Placing handcuffs around the wrists of teenagers whose only conceivable guilt lies in the breaking of a code enacted inarguably solely for profit by the District, handily cements several theories on the surreptitious arrival of fascism in America.
To paraphrase a recently viral meme, “If you think you’re free in this country, ask yourself what you can do that isn’t taxed, regulated, or licensed?”
Clearly, selling bottled water on Washington’s stately, pun intended, National Mall isn’t an option — nor is selling lemonade.
Of course, both of those lowly pursuits would also be verboten in most places in the nation — California shut down a little girl’s lemonade stand when authorities found the puny perpetrator remiss in securing a $200 permit … and in need of around $3,500 to bring the stand into compliance with government mandates for continued operation.

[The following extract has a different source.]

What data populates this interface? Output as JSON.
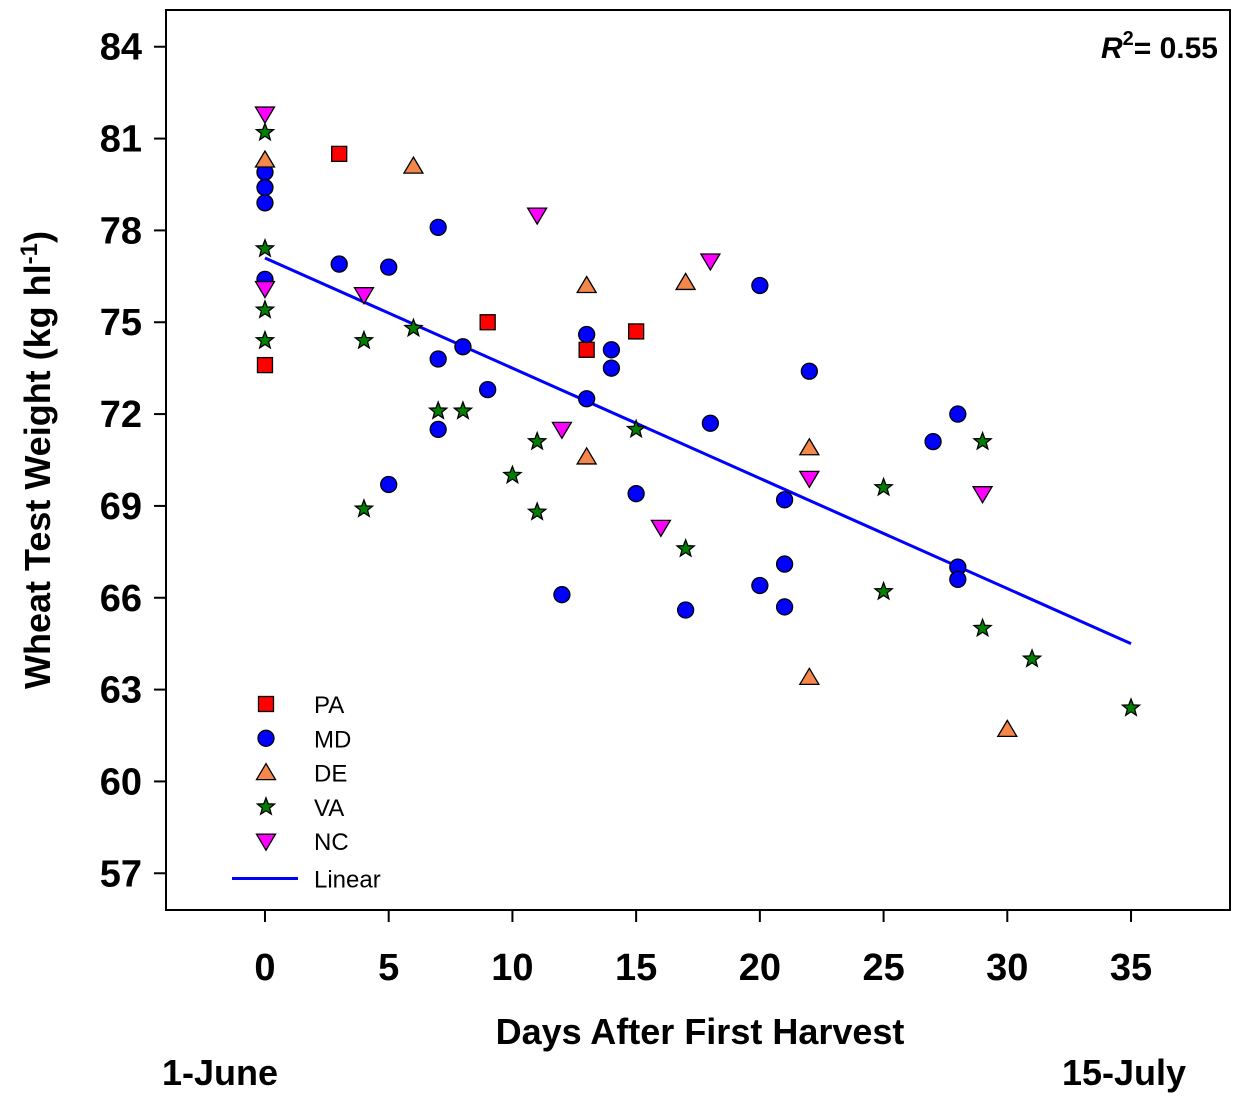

But don’t think the issue here pertains only to wares sold without the State dipping its hand in the offenders’ pockets for tax — no, giving away water or lemonade won’t necessarily work either.
Florida harbors a sizable homeless population, given its warmer clime and voluminous beaches, but an epidemic threatens everyone without a house — the stomping out of charitable work, in numerous arrests of people providing them with food.
Feed the homeless, pay a fine — and it’s the same from a lengthening list of state legislatures, which should not only be ashamed, but fired.
History’s legendary human rights advocates tell us to disobey unjust, unethical, and immoral laws for a sound reason far beyond just that it’s the right thing to do — unjust laws beget the same, and more so, ad infinitum.
Giving an inch — allowing ineffectual, misbegotten codes, laws, and regulations to accumulate, unaddressed — results only in the taking of miles by the State. We did this — all of us — we’re responsible for the spectacle of three Black youth detained in cuffs for selling water. Water.
It’s time to stop pretending such a scenario facsimilizes anything even approaching acceptable.
Overcriminalization of everyday life has so invaded mundanity this nation has forgotten its free-spirited and freedom-cherishing soul — for the worst.
It would be unfortunately optimistic to hope images of the three teen water-sellers in cuffs would be a watershed moment — the instant Americans knew that, for security and ease, liberty has been tossed overboard — but that won’t happen.
Tragically, outrage has a short fuse — but apathy and complacency are the bedrock of a totalitarian State.
Encapsulating everything humorous and not so much, Rose explained, “Vending on the National Mall is illegal without a permit. The National Park Service has a whole office dedicated to permitting.”